@ tainah negreiros

quarta-feira, 17 de setembro de 2014

Planeta Vênus






Muito já se falou sobre o cinema de Catherine Breillat ser dedicado à sexualidade feminina. Não sou exatamente uma conhecedora de sua obra para falar dela por inteiro mas está claro, em "Para minha irmã" e "Sex is Comedy", que o desejo das mulheres é questão. Aspecto que, de início, já revela um elemento interessante de subversão. O desejo feminino ( e a falta dele) é esmiuçado em suas possibilidades prazerosas e doloridas. Em "Para minha irmã", temos a sexualidade da mulher que também é desejada, a irmã mais velha Elena; e da jovem Anais, gorda, à sombra da irmã, entre gestos e outros de juventude e solidão, como na magnífica cena da jovem na piscina encenando sozinha dois encontros de amor enquanto beija a barra de ferro na piscina.
O filme vai da falta de escolha de Anais em partilhar as descobertas sexuais da irmã, da dor que isso lhe provoca, até seu delírio por uma experiência radical semelhante. Só "delírio" pode definir a sequência final do filme.
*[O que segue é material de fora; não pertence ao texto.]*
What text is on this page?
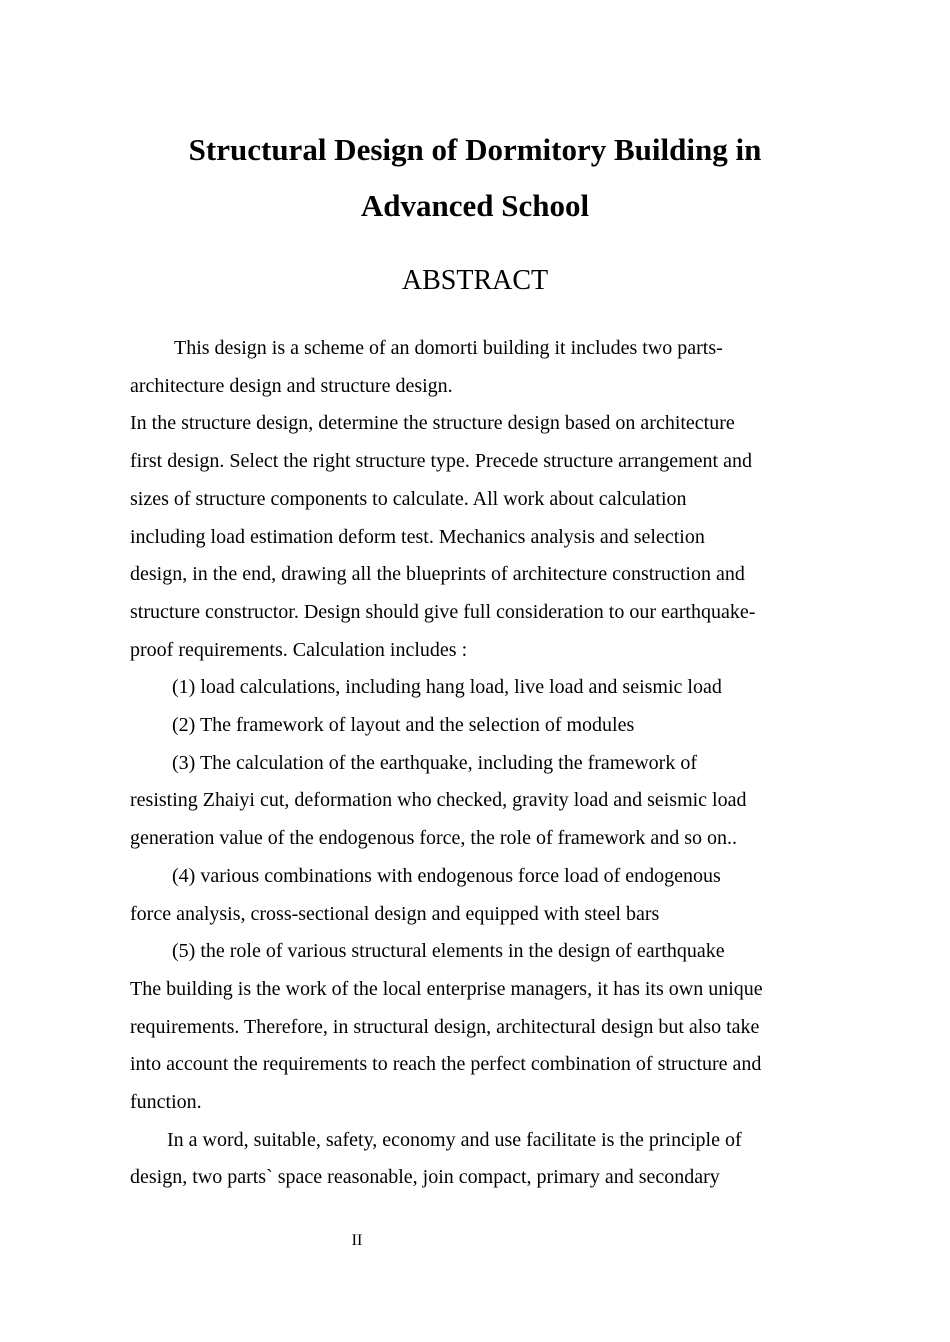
Structural Design of Dormitory Building in
Advanced School
ABSTRACT

This design is a scheme of an domorti building it includes two parts-

architecture design and structure design.

In the structure design, determine the structure design based on architecture

first design. Select the right structure type. Precede structure arrangement and

sizes of structure components to calculate. All work about calculation

including load estimation deform test. Mechanics analysis and selection

design, in the end, drawing all the blueprints of architecture construction and

structure constructor. Design should give full consideration to our earthquake-

proof requirements. Calculation includes :

(1) load calculations, including hang load, live load and seismic load

(2) The framework of layout and the selection of modules

(3) The calculation of the earthquake, including the framework of

resisting Zhaiyi cut, deformation who checked, gravity load and seismic load

generation value of the endogenous force, the role of framework and so on..

(4) various combinations with endogenous force load of endogenous

force analysis, cross-sectional design and equipped with steel bars

(5) the role of various structural elements in the design of earthquake

The building is the work of the local enterprise managers, it has its own unique

requirements. Therefore, in structural design, architectural design but also take

into account the requirements to reach the perfect combination of structure and

function.

In a word, suitable, safety, economy and use facilitate is the principle of

design, two parts` space reasonable, join compact, primary and secondary

II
Seu tom de sonho e de desejo profundo revela um elemento discutível da obra de Breillat sobre sua compreensão do desejo feminino, ao mesmo tempo que nos lembramos que o desejo feminino é mais de um  e pode ser, muitas vezes, sombrio.
O que se revela discutível e um discurso perigoso sobre o desejo feminino em "Para minha irmã" me parece muito bem resolvido em "Sex is Comedy". No filme de 2002, a diretora Jeanne está às voltas com sua equipe para filmar uma cena de sexo em referência clara ao filme anterior. Nesse caminho, está em questão o lugar de mulheres e homens no set e, acima de tudo, o modo como a diretora lida com seus próprios desejos e expectativas. Encenar, reencenar, decidir por um pênis ereto de plástico,  lidar com o ator irresistível e que vê no desejo uma disputa de poder, buscar a linguagem do corpo a despeito (ou em resposta) ao não dizer de algumas palavras. Em todo esse percurso, das coisas mais interessantes sobre o filme é a expressão do desejo dela como criadora e como mulher, como ele se manifesta no filme, nos seus interesses, na sua busca por um beijo juvenil demorado, ou no seu olhar que acompanha os passos de seu ator. Sua relação com os corpos e com o que eles dizem tornam o cinema única e apaixonada possibilidade para Jeanne/Breillat.
São tanto detalhes adoráveis em "Sex is Comedy", desde a relação ambígua com seus assistente, que Jeanne faz questão de descortinar, desde a atração/repulsão dela pelo personagem de Grégoire Colin, até finalmente seu olhar sobre as mulheres, da conexão que estabelece e de uma espécie de solidariedade com a mulher e suas experiências na vida e em cena. Algo que leva até a arrebatadora cena final do acalanto. É quase como se na cena final Jeanne dissesse para sua atriz, após finalmente conseguir a cena que imaginou: "eu sei, eu sei como é ser isso."